Campeón olímpico en 2004, con larga trayectoria en la NBA y después de varios años sin jugar por una serie de intervenciones quirúrgicas, el santafesino fue contratado por Boca para volver a brillar.

 

El fútbol no es el básquet en términos de popularidad se sabe. Sin embargo, la llegada de Carlos Delfino a Boca en marzo de este año revolucionó tanto los pasillos del club casi como cuando lo hace un futbolista consagrado. Y no es para menos, porque Delfino es parte de la Generación Dorada del deporte que conquistó la medalla de oro en los Juegos Olímpicos de 2004. Hoy, con 34 años y ocho temporadas en la NBA sobre sus espaldas vuelve a jugar en el país para jerarquizar la Liga Nacional y darle una mano a los xeneizes, que ocupan el último lugar en la tabla de posiciones de la Conferencia Sur.

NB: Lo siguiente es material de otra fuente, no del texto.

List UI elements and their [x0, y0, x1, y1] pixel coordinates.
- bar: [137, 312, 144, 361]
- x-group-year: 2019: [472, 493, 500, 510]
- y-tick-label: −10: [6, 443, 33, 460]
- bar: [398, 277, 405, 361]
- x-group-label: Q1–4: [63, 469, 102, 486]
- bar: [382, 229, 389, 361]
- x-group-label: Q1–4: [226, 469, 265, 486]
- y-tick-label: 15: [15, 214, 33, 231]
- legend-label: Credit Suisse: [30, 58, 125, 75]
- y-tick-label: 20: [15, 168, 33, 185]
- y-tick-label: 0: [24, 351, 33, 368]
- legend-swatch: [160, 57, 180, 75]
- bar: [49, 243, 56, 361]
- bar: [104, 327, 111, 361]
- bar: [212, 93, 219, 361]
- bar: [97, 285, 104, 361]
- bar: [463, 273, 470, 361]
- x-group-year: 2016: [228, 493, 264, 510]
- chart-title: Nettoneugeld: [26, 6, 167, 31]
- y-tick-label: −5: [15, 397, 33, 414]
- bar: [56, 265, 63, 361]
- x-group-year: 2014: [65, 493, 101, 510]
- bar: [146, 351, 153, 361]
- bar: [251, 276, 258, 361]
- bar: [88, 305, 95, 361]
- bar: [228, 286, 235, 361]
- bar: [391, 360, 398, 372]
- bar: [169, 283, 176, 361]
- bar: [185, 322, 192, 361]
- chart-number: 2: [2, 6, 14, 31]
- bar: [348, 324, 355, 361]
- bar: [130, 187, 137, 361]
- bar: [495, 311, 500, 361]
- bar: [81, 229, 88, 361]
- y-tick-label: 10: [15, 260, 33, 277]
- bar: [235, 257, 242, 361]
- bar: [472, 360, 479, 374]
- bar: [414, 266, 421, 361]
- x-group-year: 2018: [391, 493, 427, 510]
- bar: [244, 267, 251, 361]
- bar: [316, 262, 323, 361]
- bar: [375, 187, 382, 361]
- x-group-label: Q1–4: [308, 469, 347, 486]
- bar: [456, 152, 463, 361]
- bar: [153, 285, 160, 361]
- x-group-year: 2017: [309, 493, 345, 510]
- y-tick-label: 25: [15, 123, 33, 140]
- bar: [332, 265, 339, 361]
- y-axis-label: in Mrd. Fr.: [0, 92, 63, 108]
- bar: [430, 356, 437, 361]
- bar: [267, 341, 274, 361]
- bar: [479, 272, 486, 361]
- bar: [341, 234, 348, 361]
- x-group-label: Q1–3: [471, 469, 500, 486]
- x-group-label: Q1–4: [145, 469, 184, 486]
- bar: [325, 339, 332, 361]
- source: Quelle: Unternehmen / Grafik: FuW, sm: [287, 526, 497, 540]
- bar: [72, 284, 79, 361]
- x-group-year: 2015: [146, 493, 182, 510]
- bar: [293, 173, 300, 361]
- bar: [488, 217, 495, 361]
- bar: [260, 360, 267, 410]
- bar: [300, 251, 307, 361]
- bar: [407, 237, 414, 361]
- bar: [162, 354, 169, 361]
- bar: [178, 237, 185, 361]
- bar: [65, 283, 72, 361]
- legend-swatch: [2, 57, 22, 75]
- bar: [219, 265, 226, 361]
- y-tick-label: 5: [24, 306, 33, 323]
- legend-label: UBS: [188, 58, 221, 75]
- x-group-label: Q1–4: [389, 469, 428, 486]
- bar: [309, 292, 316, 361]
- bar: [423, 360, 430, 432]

Nacido en Santa Fe pero con mucha familia entrerriana por parte de su madre, Carlos es el segundo de cuatro hermanos, todos muy deportistas. Florencia y Andrea, las mujeres, jugaron al vóley. Lucio, el más chico, hoy comparte equipo con él en Boca. Y su padre también fue basquetbolista profesional. Sin embargo, no fue él quien le enseñó a dar los primeros pasos sino su abuelo. “Es que mi viejo arrancó a jugar más grande, a los 12 o 13 años y no quería que yo me perdiera cosas de la infancia por empezar bien de chico”, confesó alguna vez.

Enseguida Carlos demostró cualidades para el deporte que lo apasionaba. Su carrera profesional empezó en Libertad de Sunchales en 1998. Al año siguiente jugó en Unión, el club del cual siempre fue hincha. Su trayectoria en el básquet nacional, sin embargo, fue muy corta. En el 2000 se fue a jugar a Italia. El Reggio Calabria fue su primera experiencia allí y el Bologna la segunda. En 2003 fue elegido en el Draft de la NBA por Detroit Pistons, dónde estuvo tres temporadas. Luego pasó a Toronto Raptors y en 2008/09 jugó en Rusia (“me costó mucho porque no me podía comunicar con nadie”, contó). Un año después volvió a Estados Unidos, dónde completó su experiencia NBA con tres temporadas en Milwaukee Bucks y una en Houston Rockets.

Paralelamente Delfino brilló en la Selección Nacional. Su primer logro fue el tercer puesto en el Mundial Sub 21 de 2001. Compartiendo equipo con Scola, la Argentina quedó afuera en semifinales con Estados Unidos por 5 puntos. Luego le ganó a República Dominicana y alcanzó el podio. Con la Mayor debutó en 2004, en el Sudamericano de Brasil. Ese mismo año ganó el oro en Atenas 2004 y estuvo presente en los tres Juegos Olímpicos siguientes.

A Rio 2016 llegó luego de un largo tiempo sin jugar. Delfino se fracturó el hueso escafoides jugando para los Rockets en 2013 y a partir de ahí comenzó un largo peregrinar por quirófanos e intentos fallidos de volver. Como siempre sucede en estos casos, el retiro parecía la salida más lógica. Pero insistió y llegó a los Juegos Olímpicos de Brasil, donde la Argentina quedó eliminada en cuartos de final por Estados Unidos.

Ahora, el turno es de Boca. Aunque los xeneizes siguen complicados en el último lugar, la vuelta de Carlos levantó al equipo. En 11 partidos promedió 12.5 puntos, 3.9 rebotes y 2.5 asistencias.

Carlos Delfino es otro campeón y gran luchador del deporte argentino. Y hoy la Liga Nacional se da el lujo de tenerlo en sus canchas.